I will consider how one can leverage social media such as blogs, Facebook, academia.edu, twitter, and so on to help one build community and garner feedback (and positive attention) for one’s work. Of course social media can also be a sucking morass [probably shouldn’t use that in the blurb] where a stray, unwise comment can remain forever to embarrass you like a fly trapped in a bit of amber while sitting on the toilet. [Probably shouldn’t use that bit either.]
What do you think? And of course, wanting to leverage social media myself, please feel free to send me your thoughts and comments on this topic and I will weave it into my presentation.
5 thoughts on “SBL Paper on Social Media”

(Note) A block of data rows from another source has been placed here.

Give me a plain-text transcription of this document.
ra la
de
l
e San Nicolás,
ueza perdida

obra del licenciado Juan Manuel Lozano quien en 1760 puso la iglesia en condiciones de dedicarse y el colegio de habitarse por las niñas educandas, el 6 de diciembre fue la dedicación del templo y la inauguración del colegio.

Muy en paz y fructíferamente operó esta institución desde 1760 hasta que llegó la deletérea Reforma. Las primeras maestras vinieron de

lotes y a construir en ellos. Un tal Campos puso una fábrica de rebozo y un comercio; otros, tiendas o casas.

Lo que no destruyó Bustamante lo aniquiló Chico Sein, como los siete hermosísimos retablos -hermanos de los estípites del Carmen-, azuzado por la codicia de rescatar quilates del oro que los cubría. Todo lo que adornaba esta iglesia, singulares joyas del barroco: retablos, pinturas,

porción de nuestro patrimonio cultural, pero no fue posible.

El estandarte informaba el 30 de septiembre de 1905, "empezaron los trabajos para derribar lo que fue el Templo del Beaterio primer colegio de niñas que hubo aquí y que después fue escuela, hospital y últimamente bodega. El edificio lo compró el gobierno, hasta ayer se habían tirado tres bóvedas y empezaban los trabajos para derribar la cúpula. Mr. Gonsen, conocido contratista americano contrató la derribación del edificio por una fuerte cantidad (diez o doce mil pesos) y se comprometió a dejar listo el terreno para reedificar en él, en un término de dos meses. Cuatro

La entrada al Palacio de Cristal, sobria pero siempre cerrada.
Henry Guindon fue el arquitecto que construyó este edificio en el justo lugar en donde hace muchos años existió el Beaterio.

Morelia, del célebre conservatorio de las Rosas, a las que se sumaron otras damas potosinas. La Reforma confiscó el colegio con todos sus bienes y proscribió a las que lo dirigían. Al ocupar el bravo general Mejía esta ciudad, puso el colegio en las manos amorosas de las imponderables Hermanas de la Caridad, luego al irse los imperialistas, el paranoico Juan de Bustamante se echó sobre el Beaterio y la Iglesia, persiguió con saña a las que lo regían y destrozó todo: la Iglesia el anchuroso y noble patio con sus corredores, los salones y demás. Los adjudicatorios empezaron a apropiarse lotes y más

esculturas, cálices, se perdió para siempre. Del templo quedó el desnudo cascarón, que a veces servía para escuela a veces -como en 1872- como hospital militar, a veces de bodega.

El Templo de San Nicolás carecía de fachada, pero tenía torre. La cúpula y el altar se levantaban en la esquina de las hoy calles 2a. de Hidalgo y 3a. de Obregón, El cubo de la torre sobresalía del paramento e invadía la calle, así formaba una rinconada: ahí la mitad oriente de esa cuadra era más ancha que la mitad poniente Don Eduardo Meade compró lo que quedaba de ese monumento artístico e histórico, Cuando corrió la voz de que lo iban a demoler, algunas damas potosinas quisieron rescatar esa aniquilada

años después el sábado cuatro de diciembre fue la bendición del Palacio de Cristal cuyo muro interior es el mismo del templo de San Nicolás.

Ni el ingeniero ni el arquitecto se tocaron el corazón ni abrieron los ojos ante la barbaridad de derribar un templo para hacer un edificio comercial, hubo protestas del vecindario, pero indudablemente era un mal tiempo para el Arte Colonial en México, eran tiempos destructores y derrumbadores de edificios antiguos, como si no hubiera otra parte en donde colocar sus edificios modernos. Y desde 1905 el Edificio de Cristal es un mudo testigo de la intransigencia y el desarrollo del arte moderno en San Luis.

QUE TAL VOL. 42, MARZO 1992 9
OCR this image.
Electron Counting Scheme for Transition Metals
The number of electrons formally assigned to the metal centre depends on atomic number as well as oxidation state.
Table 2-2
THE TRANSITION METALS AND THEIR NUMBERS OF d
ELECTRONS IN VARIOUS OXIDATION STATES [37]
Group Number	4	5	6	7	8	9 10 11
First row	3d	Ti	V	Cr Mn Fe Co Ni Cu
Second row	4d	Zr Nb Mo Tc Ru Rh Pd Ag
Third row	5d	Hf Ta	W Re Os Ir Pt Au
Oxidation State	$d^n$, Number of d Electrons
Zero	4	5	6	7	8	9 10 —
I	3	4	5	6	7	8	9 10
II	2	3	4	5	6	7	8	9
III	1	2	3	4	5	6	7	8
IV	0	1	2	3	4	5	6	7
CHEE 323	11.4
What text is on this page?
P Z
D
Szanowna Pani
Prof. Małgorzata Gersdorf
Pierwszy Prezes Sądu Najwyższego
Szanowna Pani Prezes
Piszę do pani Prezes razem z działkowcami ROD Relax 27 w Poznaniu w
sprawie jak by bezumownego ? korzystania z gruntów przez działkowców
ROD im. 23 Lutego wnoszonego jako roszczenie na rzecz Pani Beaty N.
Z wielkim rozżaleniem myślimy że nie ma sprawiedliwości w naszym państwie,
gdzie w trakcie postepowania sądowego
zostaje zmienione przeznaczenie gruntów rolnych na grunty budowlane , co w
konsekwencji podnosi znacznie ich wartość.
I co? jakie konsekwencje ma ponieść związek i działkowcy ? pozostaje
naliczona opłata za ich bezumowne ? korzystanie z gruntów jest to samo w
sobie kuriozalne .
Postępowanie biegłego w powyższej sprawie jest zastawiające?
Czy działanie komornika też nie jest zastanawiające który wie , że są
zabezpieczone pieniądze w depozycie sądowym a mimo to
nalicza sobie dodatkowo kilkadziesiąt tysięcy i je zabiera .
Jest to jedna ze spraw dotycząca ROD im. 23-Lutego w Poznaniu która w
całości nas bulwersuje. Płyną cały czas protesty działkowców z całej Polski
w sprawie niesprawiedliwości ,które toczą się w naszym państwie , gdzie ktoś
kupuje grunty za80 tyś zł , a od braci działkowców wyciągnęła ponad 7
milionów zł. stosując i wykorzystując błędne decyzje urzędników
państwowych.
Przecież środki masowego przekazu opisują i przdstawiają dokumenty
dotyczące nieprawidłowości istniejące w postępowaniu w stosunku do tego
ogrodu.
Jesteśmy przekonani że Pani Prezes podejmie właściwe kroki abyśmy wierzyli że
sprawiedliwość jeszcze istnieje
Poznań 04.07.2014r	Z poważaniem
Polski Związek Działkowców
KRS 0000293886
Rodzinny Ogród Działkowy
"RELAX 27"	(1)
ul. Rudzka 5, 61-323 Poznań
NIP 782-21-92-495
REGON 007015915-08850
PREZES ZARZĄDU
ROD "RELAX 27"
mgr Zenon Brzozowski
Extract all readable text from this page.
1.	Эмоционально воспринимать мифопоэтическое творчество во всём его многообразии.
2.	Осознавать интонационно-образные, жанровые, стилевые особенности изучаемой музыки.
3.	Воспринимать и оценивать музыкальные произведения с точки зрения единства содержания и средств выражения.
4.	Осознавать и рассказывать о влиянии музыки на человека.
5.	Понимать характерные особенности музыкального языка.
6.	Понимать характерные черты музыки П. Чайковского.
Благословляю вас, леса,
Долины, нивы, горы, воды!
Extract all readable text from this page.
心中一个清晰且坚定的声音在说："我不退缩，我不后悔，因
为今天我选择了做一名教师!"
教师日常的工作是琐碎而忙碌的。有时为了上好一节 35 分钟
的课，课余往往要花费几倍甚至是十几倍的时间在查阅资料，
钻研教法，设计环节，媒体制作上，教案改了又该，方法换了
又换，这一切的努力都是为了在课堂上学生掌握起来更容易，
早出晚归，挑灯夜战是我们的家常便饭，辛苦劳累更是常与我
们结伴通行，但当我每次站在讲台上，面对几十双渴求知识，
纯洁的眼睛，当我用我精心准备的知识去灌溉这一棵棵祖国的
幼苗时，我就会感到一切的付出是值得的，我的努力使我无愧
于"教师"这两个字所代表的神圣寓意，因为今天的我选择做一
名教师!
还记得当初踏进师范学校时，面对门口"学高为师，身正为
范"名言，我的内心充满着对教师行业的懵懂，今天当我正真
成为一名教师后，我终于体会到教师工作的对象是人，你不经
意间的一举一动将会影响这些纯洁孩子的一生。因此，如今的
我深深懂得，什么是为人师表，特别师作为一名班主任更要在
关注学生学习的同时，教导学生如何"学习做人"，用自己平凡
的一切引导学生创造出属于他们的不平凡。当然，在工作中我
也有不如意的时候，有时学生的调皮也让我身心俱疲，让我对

I am convinced that the key to using “social media” is to comment on other’s blogs/statuses etc. The only way to get readership is to become involved in reading the blogs of other people. When you read their blog and comment, then they will usually come to your blog and leave a comment. If they like what they read, they will come back. But this means that you have to read a lot of other blogs in order to get some followers. It is rare for someone to just stumble across my blog, so I have sought out others. At times this has worked against me, such as the time when I got involved with a group of bloggers who were Christian, but had the most wacky ideas! But luckily, the converse is true, that when you stop commenting, they stop reading your blog. So I quietly slipped away from their wacko topics. lol
I agree somewhat with Delirious. At the same time if any of us read just a little bit about SEO and apply it to our blogs/websites it can greatly increase web traffic. I get probably 80-100 visitors a month just from google searches. StumbleUpon gets me another 80-100/mo. Every now and then I post stuff (aimed at a very broad readership) on Facebook and get 50 or so extra hits that day.
Having said that, I regularly get email from people who claim to be students in an developing country (like Indonesia or India) studying something remotely related to my blog. They expect me to do all of their work for them.